Erneut toben die Mitglieder des Freedom Caucus. Gaetz will nun seinen eigenen Speaker absetzen lassen. Eine entsprechende Motion will er vielleicht schon heute dem Abgeordnetenhaus vorlegen. McCarthy habe sie verraten und gegen die mit den Hardlinern gemachten Vereinbarungen verstossen, so Gaetz. «Wir müssen deshalb das Pflaster wegreissen», erklärte er am Sonntag auf mehreren TV-Stationen.
Speaker McCarthy reagiert auf diese Drohung gelassen. In «Dirty-Harry-Manier» reagiert er mit der Bemerkung: «Bring it on.» (Na, dann zeig mal, was du drauf hast.) Zu Recht: Die Wahrscheinlichkeit, dass Gaetz erneut ausgetrickst wird, ist gross. Er realisiert offenbar nicht, dass er gegen die Wand rennt. Denn will McCarthy seinen über alles geliebten Job als Speaker behalten, muss er nun mit den Demokraten kooperieren. Er kann es sich nicht leisten, noch einmal sein Wort zu brechen.
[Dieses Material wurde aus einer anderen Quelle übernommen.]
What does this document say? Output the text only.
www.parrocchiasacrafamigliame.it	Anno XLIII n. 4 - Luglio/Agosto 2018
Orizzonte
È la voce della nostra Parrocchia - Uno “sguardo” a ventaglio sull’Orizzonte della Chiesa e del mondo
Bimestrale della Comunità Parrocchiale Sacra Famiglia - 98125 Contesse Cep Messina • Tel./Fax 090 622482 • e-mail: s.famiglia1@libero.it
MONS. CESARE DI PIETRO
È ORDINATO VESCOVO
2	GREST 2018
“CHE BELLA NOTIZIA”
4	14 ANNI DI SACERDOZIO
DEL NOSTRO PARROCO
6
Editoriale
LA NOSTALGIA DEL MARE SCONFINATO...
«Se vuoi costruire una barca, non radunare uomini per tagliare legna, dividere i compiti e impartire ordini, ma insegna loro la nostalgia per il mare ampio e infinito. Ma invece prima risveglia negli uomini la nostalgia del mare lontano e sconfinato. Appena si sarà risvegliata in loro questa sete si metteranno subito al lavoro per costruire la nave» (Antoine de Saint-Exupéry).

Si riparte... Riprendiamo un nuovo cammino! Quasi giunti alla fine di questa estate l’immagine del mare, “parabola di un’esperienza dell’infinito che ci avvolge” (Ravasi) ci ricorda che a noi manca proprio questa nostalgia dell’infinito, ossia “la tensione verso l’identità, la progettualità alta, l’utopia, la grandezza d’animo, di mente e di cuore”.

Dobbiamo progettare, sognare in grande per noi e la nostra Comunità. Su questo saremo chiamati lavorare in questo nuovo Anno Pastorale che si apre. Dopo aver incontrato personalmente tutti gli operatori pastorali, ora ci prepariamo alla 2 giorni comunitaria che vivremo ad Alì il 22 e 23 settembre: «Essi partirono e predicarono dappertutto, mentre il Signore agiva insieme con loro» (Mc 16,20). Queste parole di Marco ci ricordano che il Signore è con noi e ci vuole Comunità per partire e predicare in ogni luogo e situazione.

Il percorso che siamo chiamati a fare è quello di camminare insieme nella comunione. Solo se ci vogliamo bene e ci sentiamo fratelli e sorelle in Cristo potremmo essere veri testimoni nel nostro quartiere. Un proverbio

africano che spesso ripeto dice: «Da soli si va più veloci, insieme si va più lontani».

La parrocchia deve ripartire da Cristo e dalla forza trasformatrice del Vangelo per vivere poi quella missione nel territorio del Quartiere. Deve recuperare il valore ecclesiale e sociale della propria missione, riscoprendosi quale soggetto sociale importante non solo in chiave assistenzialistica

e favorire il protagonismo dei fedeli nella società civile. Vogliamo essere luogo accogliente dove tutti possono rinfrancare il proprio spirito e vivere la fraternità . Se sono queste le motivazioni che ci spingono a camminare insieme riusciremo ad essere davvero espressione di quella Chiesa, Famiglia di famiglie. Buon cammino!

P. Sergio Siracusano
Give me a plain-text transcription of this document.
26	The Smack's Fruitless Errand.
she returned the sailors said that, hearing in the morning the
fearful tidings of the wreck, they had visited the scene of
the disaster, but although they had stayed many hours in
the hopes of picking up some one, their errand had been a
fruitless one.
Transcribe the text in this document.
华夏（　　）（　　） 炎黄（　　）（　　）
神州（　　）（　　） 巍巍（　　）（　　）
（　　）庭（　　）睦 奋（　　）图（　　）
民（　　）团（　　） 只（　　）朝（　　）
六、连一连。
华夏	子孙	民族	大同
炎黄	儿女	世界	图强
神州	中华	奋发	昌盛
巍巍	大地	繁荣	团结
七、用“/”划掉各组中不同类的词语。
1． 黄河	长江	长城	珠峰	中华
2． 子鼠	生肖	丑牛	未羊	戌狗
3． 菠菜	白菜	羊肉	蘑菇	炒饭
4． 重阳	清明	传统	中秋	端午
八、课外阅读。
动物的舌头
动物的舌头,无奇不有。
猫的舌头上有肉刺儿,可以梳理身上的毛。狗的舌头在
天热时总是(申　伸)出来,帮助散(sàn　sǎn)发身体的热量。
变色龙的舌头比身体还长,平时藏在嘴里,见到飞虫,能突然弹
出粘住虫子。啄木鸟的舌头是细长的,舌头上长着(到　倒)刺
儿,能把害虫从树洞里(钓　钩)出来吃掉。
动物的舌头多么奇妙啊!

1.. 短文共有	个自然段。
Mit seinem tollpatschigen Vorgehen hat Gaetz daher vor allem der eigenen Partei geschadet. Er hat erreicht, dass der ohnehin schon angeschlagene Speaker der Republikaner nochmals geschwächt worden ist. Auf Fox News bezeichnete der republikanische Abgeordnete Carlos Gimenez daher Gaetz als «Bidens beliebtesten Republikaner».
Deswegen kann man das Wüten von Gaetz am besten mit Shakespeares Macbeth beschreiben: «Voller Geräusche und Wut, die nichts bedeuten.»